Part of the downside of using any logic analyzer is that it takes too long to connect all of those annoying probes to a typical CPU's whisker thin SMT leads. After using these devices for more than a generation I've gotten neither faster at connecting the leads, nor more accurate at getting them right, than when I first started. The best solution is to build a logic analyzer connector onto the prototype target system. Without it, you'll resist using this very effective software-diagnosis tool. Add the connector and you'll use the analyzer constantly and effectively.
Note that some emulator vendors, frustrated with the difficulty of connecting to SMT processors, now suggest users install a special emulator connector on target boards (see www.hitex.com for one company's clever approach). Even those of us using nothing more than an analyzer should emulate this example.
Some ICEs include code coverage, a feature that tells you if every line of code executed. One study indicated that fully 50% of the code in embedded systems is never tested (after all, error handling, deep IF conditions, complex switch statements all lead to special cases most QA programs can't manage). Code coverage instruments insure that test cases do check each possible condition.

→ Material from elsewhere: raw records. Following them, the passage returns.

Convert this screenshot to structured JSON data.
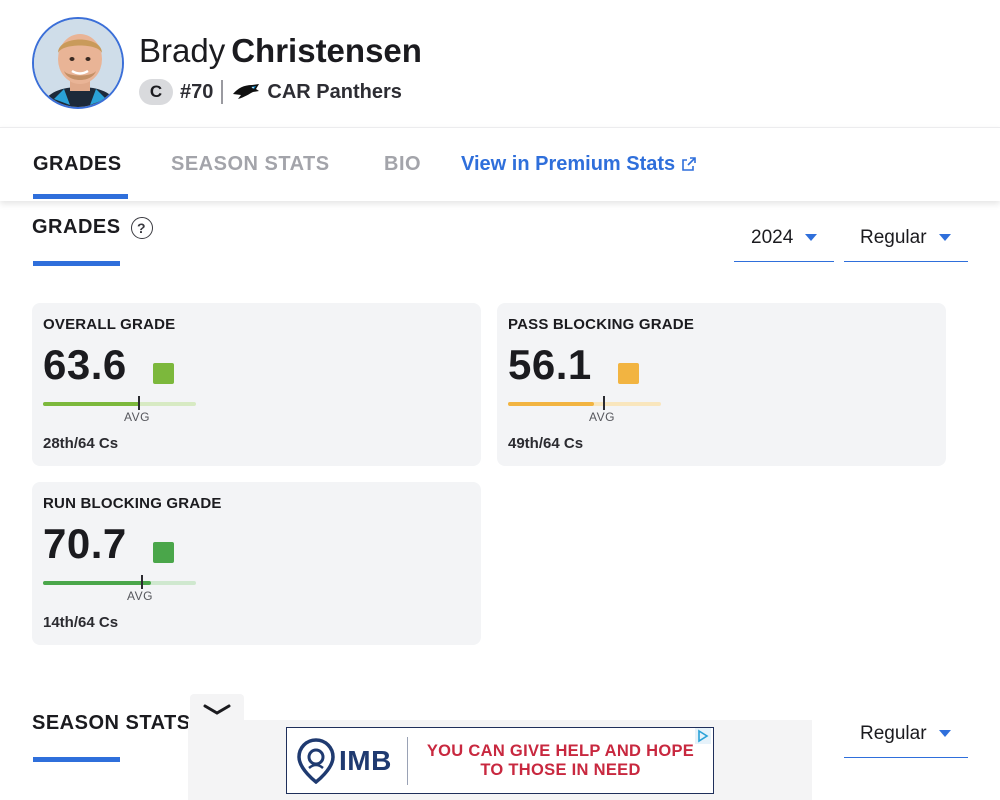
{
  "player": {
    "first_name": "Brady",
    "last_name": "Christensen",
    "position": "C",
    "jersey": "#70",
    "team": "CAR Panthers"
  },
  "tabs": [
    {
      "label": "GRADES",
      "active": true
    },
    {
      "label": "SEASON STATS",
      "active": false
    },
    {
      "label": "BIO",
      "active": false
    },
    {
      "label": "View in Premium Stats",
      "active": false
    }
  ],
  "grades_section": {
    "title": "GRADES",
    "help_icon": "question-circle-icon",
    "year": "2024",
    "season_type": "Regular"
  },
  "grade_cards": [
    {
      "title": "OVERALL GRADE",
      "value": "63.6",
      "rank": "28th/64 Cs",
      "avg_label": "AVG",
      "color": "#7cb83c",
      "track_color": "#d7eac3",
      "fill": 0.636,
      "avg": 0.62
    },
    {
      "title": "PASS BLOCKING GRADE",
      "value": "56.1",
      "rank": "49th/64 Cs",
      "avg_label": "AVG",
      "color": "#f2b441",
      "track_color": "#f9e6bd",
      "fill": 0.561,
      "avg": 0.62
    },
    {
      "title": "RUN BLOCKING GRADE",
      "value": "70.7",
      "rank": "14th/64 Cs",
      "avg_label": "AVG",
      "color": "#4aa64a",
      "track_color": "#cfe8cf",
      "fill": 0.707,
      "avg": 0.64
    }
  ],
  "season_stats_section": {
    "title": "SEASON STATS",
    "season_type": "Regular"
  },
  "ad": {
    "logo_text": "IMB",
    "message_line1": "YOU CAN GIVE HELP AND HOPE",
    "message_line2": "TO THOSE IN NEED"
  },
  "colors": {
    "accent": "#2f6fdb",
    "card_bg": "#f3f4f6",
    "ad_text": "#c8283f"
  }
}
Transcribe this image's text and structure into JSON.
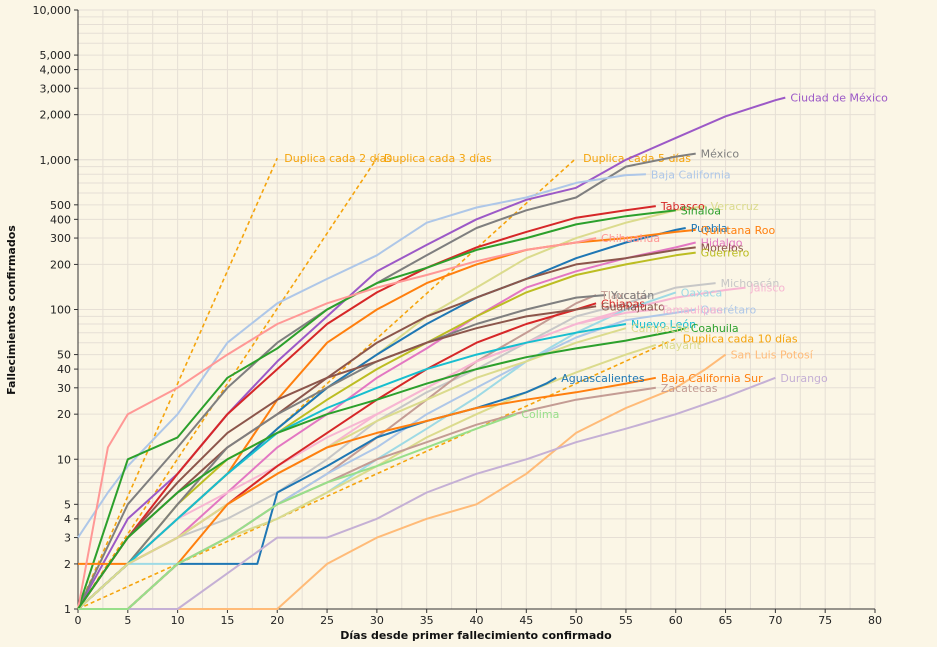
{
  "chart_data": {
    "type": "line",
    "xlabel": "Días desde primer fallecimiento confirmado",
    "ylabel": "Fallecimientos confirmados",
    "xlim": [
      0,
      80
    ],
    "ylim": [
      1,
      10000
    ],
    "y_scale": "log",
    "grid": true,
    "x_ticks": [
      "0",
      "5",
      "10",
      "15",
      "20",
      "25",
      "30",
      "35",
      "40",
      "45",
      "50",
      "55",
      "60",
      "65",
      "70",
      "75",
      "80"
    ],
    "y_ticks": [
      {
        "value": 1,
        "label": "1"
      },
      {
        "value": 2,
        "label": "2"
      },
      {
        "value": 3,
        "label": "3"
      },
      {
        "value": 4,
        "label": "4"
      },
      {
        "value": 5,
        "label": "5"
      },
      {
        "value": 10,
        "label": "10"
      },
      {
        "value": 20,
        "label": "20"
      },
      {
        "value": 30,
        "label": "30"
      },
      {
        "value": 40,
        "label": "40"
      },
      {
        "value": 50,
        "label": "50"
      },
      {
        "value": 100,
        "label": "100"
      },
      {
        "value": 200,
        "label": "200"
      },
      {
        "value": 300,
        "label": "300"
      },
      {
        "value": 400,
        "label": "400"
      },
      {
        "value": 500,
        "label": "500"
      },
      {
        "value": 1000,
        "label": "1,000"
      },
      {
        "value": 2000,
        "label": "2,000"
      },
      {
        "value": 3000,
        "label": "3,000"
      },
      {
        "value": 4000,
        "label": "4,000"
      },
      {
        "value": 5000,
        "label": "5,000"
      },
      {
        "value": 10000,
        "label": "10,000"
      }
    ],
    "reference_lines": [
      {
        "name": "Duplica cada 2 días",
        "color": "#f5a40c",
        "x": [
          0,
          20
        ],
        "y": [
          1,
          1024
        ]
      },
      {
        "name": "Duplica cada 3 días",
        "color": "#f5a40c",
        "x": [
          0,
          30
        ],
        "y": [
          1,
          1024
        ]
      },
      {
        "name": "Duplica cada 5 días",
        "color": "#f5a40c",
        "x": [
          0,
          50
        ],
        "y": [
          1,
          1024
        ]
      },
      {
        "name": "Duplica cada 10 días",
        "color": "#f5a40c",
        "x": [
          0,
          60
        ],
        "y": [
          1,
          64
        ]
      }
    ],
    "series": [
      {
        "name": "Ciudad de México",
        "color": "#9c59c7",
        "x": [
          0,
          5,
          10,
          15,
          20,
          25,
          30,
          35,
          40,
          45,
          50,
          55,
          60,
          65,
          70,
          71
        ],
        "y": [
          1,
          4,
          8,
          20,
          45,
          90,
          180,
          270,
          400,
          540,
          650,
          1000,
          1400,
          1950,
          2500,
          2600
        ]
      },
      {
        "name": "México",
        "color": "#7f7f7f",
        "x": [
          0,
          5,
          10,
          15,
          20,
          25,
          30,
          35,
          40,
          45,
          50,
          55,
          60,
          62
        ],
        "y": [
          1,
          5,
          12,
          30,
          60,
          100,
          150,
          230,
          350,
          460,
          560,
          900,
          1050,
          1100
        ]
      },
      {
        "name": "Baja California",
        "color": "#aec7e8",
        "x": [
          0,
          3,
          5,
          10,
          15,
          20,
          25,
          30,
          35,
          40,
          45,
          50,
          55,
          57
        ],
        "y": [
          3,
          6,
          9,
          20,
          60,
          110,
          160,
          230,
          380,
          480,
          560,
          700,
          790,
          800
        ]
      },
      {
        "name": "Tabasco",
        "color": "#d62728",
        "x": [
          0,
          5,
          10,
          15,
          20,
          25,
          30,
          35,
          40,
          45,
          50,
          55,
          58
        ],
        "y": [
          1,
          3,
          8,
          20,
          40,
          80,
          130,
          190,
          260,
          330,
          410,
          460,
          490
        ]
      },
      {
        "name": "Veracruz",
        "color": "#dbdb8d",
        "x": [
          0,
          5,
          10,
          15,
          20,
          25,
          30,
          35,
          40,
          45,
          50,
          55,
          60,
          63
        ],
        "y": [
          1,
          2,
          4,
          8,
          16,
          30,
          50,
          90,
          140,
          220,
          300,
          380,
          460,
          490
        ]
      },
      {
        "name": "Sinaloa",
        "color": "#2ca02c",
        "x": [
          0,
          5,
          10,
          15,
          20,
          25,
          30,
          35,
          40,
          45,
          50,
          55,
          60
        ],
        "y": [
          1,
          10,
          14,
          35,
          55,
          100,
          150,
          190,
          250,
          300,
          370,
          420,
          460
        ]
      },
      {
        "name": "Puebla",
        "color": "#1f77b4",
        "x": [
          0,
          5,
          10,
          15,
          20,
          25,
          30,
          35,
          40,
          45,
          50,
          55,
          60,
          61
        ],
        "y": [
          1,
          2,
          4,
          8,
          16,
          30,
          50,
          80,
          120,
          160,
          220,
          280,
          340,
          350
        ]
      },
      {
        "name": "Quintana Roo",
        "color": "#ff7f0e",
        "x": [
          0,
          5,
          10,
          15,
          20,
          25,
          30,
          35,
          40,
          45,
          50,
          55,
          60,
          62
        ],
        "y": [
          2,
          2,
          4,
          8,
          25,
          60,
          100,
          150,
          200,
          250,
          280,
          300,
          330,
          340
        ]
      },
      {
        "name": "Chihuahua",
        "color": "#ff9896",
        "x": [
          0,
          3,
          5,
          10,
          15,
          20,
          25,
          30,
          35,
          40,
          45,
          50,
          52
        ],
        "y": [
          1,
          12,
          20,
          30,
          50,
          80,
          110,
          140,
          170,
          210,
          250,
          280,
          300
        ]
      },
      {
        "name": "Hidalgo",
        "color": "#e377c2",
        "x": [
          0,
          5,
          10,
          15,
          20,
          25,
          30,
          35,
          40,
          45,
          50,
          55,
          60,
          62
        ],
        "y": [
          1,
          2,
          3,
          6,
          12,
          20,
          35,
          55,
          90,
          140,
          180,
          220,
          260,
          280
        ]
      },
      {
        "name": "Morelos",
        "color": "#8c564b",
        "x": [
          0,
          5,
          10,
          15,
          20,
          25,
          30,
          35,
          40,
          45,
          50,
          55,
          60,
          62
        ],
        "y": [
          1,
          3,
          6,
          12,
          20,
          35,
          60,
          90,
          120,
          160,
          200,
          220,
          250,
          260
        ]
      },
      {
        "name": "Guerrero",
        "color": "#bcbd22",
        "x": [
          0,
          5,
          10,
          15,
          20,
          25,
          30,
          35,
          40,
          45,
          50,
          55,
          60,
          62
        ],
        "y": [
          1,
          2,
          5,
          10,
          15,
          25,
          40,
          60,
          90,
          130,
          170,
          200,
          230,
          240
        ]
      },
      {
        "name": "Michoacán",
        "color": "#c7c7c7",
        "x": [
          0,
          5,
          10,
          15,
          20,
          25,
          30,
          35,
          40,
          45,
          50,
          55,
          60,
          64
        ],
        "y": [
          1,
          2,
          3,
          4,
          6,
          10,
          18,
          28,
          40,
          60,
          90,
          110,
          140,
          150
        ]
      },
      {
        "name": "Jalisco",
        "color": "#f7b6d2",
        "x": [
          0,
          5,
          10,
          15,
          20,
          25,
          30,
          35,
          40,
          45,
          50,
          55,
          60,
          65,
          67
        ],
        "y": [
          1,
          2,
          4,
          6,
          9,
          14,
          20,
          30,
          45,
          60,
          80,
          100,
          120,
          135,
          140
        ]
      },
      {
        "name": "Oaxaca",
        "color": "#9edae5",
        "x": [
          0,
          5,
          10,
          15,
          20,
          25,
          30,
          35,
          40,
          45,
          50,
          55,
          60
        ],
        "y": [
          1,
          2,
          2,
          3,
          4,
          6,
          10,
          16,
          26,
          45,
          70,
          100,
          130
        ]
      },
      {
        "name": "Tlaxcala",
        "color": "#c49c94",
        "x": [
          0,
          5,
          10,
          15,
          20,
          25,
          30,
          35,
          40,
          45,
          50,
          52
        ],
        "y": [
          1,
          1,
          2,
          3,
          5,
          8,
          14,
          25,
          45,
          70,
          110,
          125
        ]
      },
      {
        "name": "Yucatán",
        "color": "#7f7f7f",
        "x": [
          0,
          5,
          10,
          15,
          20,
          25,
          30,
          35,
          40,
          45,
          50,
          53
        ],
        "y": [
          1,
          2,
          5,
          12,
          20,
          30,
          45,
          60,
          80,
          100,
          120,
          125
        ]
      },
      {
        "name": "Chiapas",
        "color": "#d62728",
        "x": [
          0,
          5,
          10,
          15,
          20,
          25,
          30,
          35,
          40,
          45,
          50,
          52
        ],
        "y": [
          1,
          2,
          3,
          5,
          9,
          15,
          25,
          40,
          60,
          80,
          100,
          110
        ]
      },
      {
        "name": "Guanajuato",
        "color": "#8c564b",
        "x": [
          0,
          5,
          10,
          15,
          20,
          25,
          30,
          35,
          40,
          45,
          50,
          52
        ],
        "y": [
          1,
          3,
          7,
          15,
          25,
          35,
          45,
          60,
          75,
          90,
          100,
          105
        ]
      },
      {
        "name": "Querétaro",
        "color": "#aec7e8",
        "x": [
          0,
          5,
          10,
          15,
          20,
          25,
          30,
          35,
          40,
          45,
          50,
          55,
          60,
          62
        ],
        "y": [
          1,
          1,
          2,
          3,
          5,
          8,
          12,
          20,
          30,
          45,
          65,
          85,
          95,
          100
        ]
      },
      {
        "name": "Tamaulipas",
        "color": "#f7b6d2",
        "x": [
          0,
          5,
          10,
          15,
          20,
          25,
          30,
          35,
          40,
          45,
          50,
          55,
          58
        ],
        "y": [
          1,
          2,
          3,
          5,
          8,
          12,
          20,
          30,
          45,
          60,
          80,
          95,
          100
        ]
      },
      {
        "name": "Nuevo León",
        "color": "#17becf",
        "x": [
          0,
          5,
          10,
          15,
          20,
          25,
          30,
          35,
          40,
          45,
          50,
          55
        ],
        "y": [
          1,
          2,
          4,
          8,
          15,
          22,
          30,
          40,
          50,
          60,
          70,
          80
        ]
      },
      {
        "name": "Campeche",
        "color": "#dbdb8d",
        "x": [
          0,
          5,
          10,
          15,
          20,
          25,
          30,
          35,
          40,
          45,
          50,
          55
        ],
        "y": [
          1,
          2,
          3,
          5,
          8,
          12,
          18,
          25,
          35,
          45,
          60,
          75
        ]
      },
      {
        "name": "Coahuila",
        "color": "#2ca02c",
        "x": [
          0,
          5,
          10,
          15,
          20,
          25,
          30,
          35,
          40,
          45,
          50,
          55,
          60,
          61
        ],
        "y": [
          1,
          3,
          6,
          10,
          15,
          20,
          25,
          32,
          40,
          48,
          55,
          62,
          72,
          75
        ]
      },
      {
        "name": "Nayarit",
        "color": "#dbdb8d",
        "x": [
          0,
          5,
          10,
          15,
          20,
          25,
          30,
          35,
          40,
          45,
          50,
          55,
          58
        ],
        "y": [
          1,
          1,
          2,
          3,
          4,
          6,
          9,
          14,
          20,
          28,
          38,
          50,
          58
        ]
      },
      {
        "name": "San Luis Potosí",
        "color": "#ffbb78",
        "x": [
          0,
          10,
          20,
          25,
          30,
          35,
          40,
          45,
          50,
          55,
          60,
          63,
          65
        ],
        "y": [
          1,
          1,
          1,
          2,
          3,
          4,
          5,
          8,
          15,
          22,
          30,
          40,
          50
        ]
      },
      {
        "name": "Aguascalientes",
        "color": "#1f77b4",
        "x": [
          0,
          5,
          10,
          15,
          18,
          20,
          25,
          30,
          35,
          40,
          45,
          47,
          48
        ],
        "y": [
          1,
          1,
          2,
          2,
          2,
          6,
          9,
          14,
          18,
          22,
          28,
          32,
          35
        ]
      },
      {
        "name": "Baja California Sur",
        "color": "#ff7f0e",
        "x": [
          0,
          5,
          10,
          15,
          20,
          25,
          30,
          35,
          40,
          45,
          50,
          55,
          58
        ],
        "y": [
          1,
          1,
          2,
          5,
          8,
          12,
          15,
          18,
          22,
          25,
          28,
          32,
          35
        ]
      },
      {
        "name": "Zacatecas",
        "color": "#c49c94",
        "x": [
          0,
          5,
          10,
          15,
          20,
          25,
          30,
          35,
          40,
          45,
          50,
          55,
          58
        ],
        "y": [
          1,
          1,
          2,
          3,
          5,
          7,
          10,
          13,
          17,
          21,
          25,
          28,
          30
        ]
      },
      {
        "name": "Durango",
        "color": "#c5b0d5",
        "x": [
          0,
          10,
          20,
          25,
          30,
          35,
          40,
          45,
          50,
          55,
          60,
          65,
          70
        ],
        "y": [
          1,
          1,
          3,
          3,
          4,
          6,
          8,
          10,
          13,
          16,
          20,
          26,
          35
        ]
      },
      {
        "name": "Colima",
        "color": "#98df8a",
        "x": [
          0,
          5,
          10,
          15,
          20,
          25,
          30,
          35,
          40,
          44
        ],
        "y": [
          1,
          1,
          2,
          3,
          5,
          7,
          9,
          12,
          16,
          20
        ]
      }
    ]
  }
}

Hardware-only code coverage tools watch the address bus and log each instruction fetch. These will generally log executed addresses with no corresponding code, which typically indicates wandering code.
Beyond the hardware approaches, write the application defensively. For instance, fill your unused interrupt vectors will pointers to a debug routine. Configure the tools to set a breakpoint on that routine automatically every time you load the debugger. A bad vector will show up immediately, not after the processor executes a million instructions from your data area.
Seed unused memory with illegal instructions. Few apps use every last byte of RAM and ROM; instead of leaving these areas set to random values, take advantage of the one-byte call, illegal instruction, or breakpoint instruction that almost every processor supports. On a Z80 it's RST 7; a 68000 has an illegal instruction trap; the 683xx includes a specific breakpoint instruction. If the code wanders into one of these unused regions it will take the exception. You've wisely (hopefully) set a breakpoint on the exception handler, so will find the problem immediately.
If some of the addresses are not tied to a memory devices, pull the bus to an illegal instruction with resistors - at least for the prototype - for the same reasons.
Given that you've detected that code wandering merrily outside of the ROM range, what then? If you're using an ICE, logic analyzer, or a trace-enhanced BDM, use real time trace, triggering it to stop collecting when the exception handler starts. Look back a few instructions in the buffer to find the problem. A more limited tool like a ROM monitor still can yield significant clues by if you examine the call stack.
Solving problems is a high-visibility process; preventing problems is low-visibility. This is illustrated by an old parable:
In ancient China there was a family of healers, one of whom was known throughout the land and employed as a physician to a great lord. The physician was asked which of his family was the most skillful healer. He replied, "I tend to the sick and dying with drastic and dramatic treatments, and on occasion someone is cured and my name gets out among the lords."
"My elder brother cures sickness when it just begins to take root, and his skills are known among the local peasants and neighbors."
"My eldest brother is able to sense the spirit of sickness and eradicate it before it takes form. His name is unknown outside our home."
Great developers recognize that their code will be flawed, so instrument their code, and create toolchains designed to sniff out problems before a symptom even exists.